WALLS ARE WASTEFUL, AND DO NOTHING TO PREVENT DISASTER.

REFLECTION ON WALLS

I lit a candle at the alter of the Church of Reconciliation in Berlin last summer, 2012.  We were there on holiday for gallery hopping.  I light a candle when I am overcome by a profound emotion which no word can adequately express .  The chapel was built with crushed stones from the millennium old original church building which was blown up in 1985 by the Communist East Germany, because it was located by the wall.  Many people died trying to climb over it seeking freedom.  The Wall came down in 1989 when Communism itself fell.

I could not help but think of a few other walls in history.  The Great Wall of China, Roman Walls that dot  England, the Sea Wall in Hakata in Kyushu, Japan built against Mongol invasion, the Wall in Israel and Palestine, and the Sea Wall outside of the Fukshima Dai-ichi Nuclear Power station against Tsunami.  Did they effectively stop the menace they meant to stop?  It is debatable.

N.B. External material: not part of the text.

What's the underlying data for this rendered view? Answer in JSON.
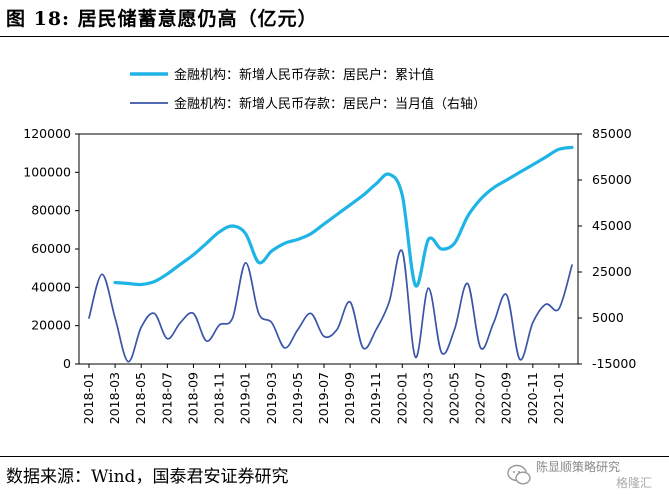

Isn’t it.

The guide book says: The Great Wall of China never stopped Mongoianl invasion.  In stead, it acted as  an useful East-West highway.  I don’t know what role the Romans walls played in England, but the sea wall in Kyushu was never useful against Kubla Khan’s navy.  It was a powerful typhoon that sunk the Mongolian warships.  Not the wall that stopped the invasion.  The word Kamikaze was invented to describe the event: it means “Wind of God.”   The wall in Israel Palestine did not stop the Palestinian terrorists.  I lived there at the height of the suicide-bombing spell.  It did not stop the bombers.  They had other ways to go around it.  It was a change in the policy of the Palestinian authority that stopped it.  We know what happened to the sea wall of Fukushima Nuclear Power Station.  They thought 8 metre was high enough.  It wasn’t.  13 metres high Tsuami caused the unprecedented nuclear melt down.

Walls are expensive, but never effective.  Good neighborliness is the most effective deterrent against the menace from bad relationship.  In case of Fukushima, living in harmony with nature will deter such catastrophe.  Then why we keep on building them?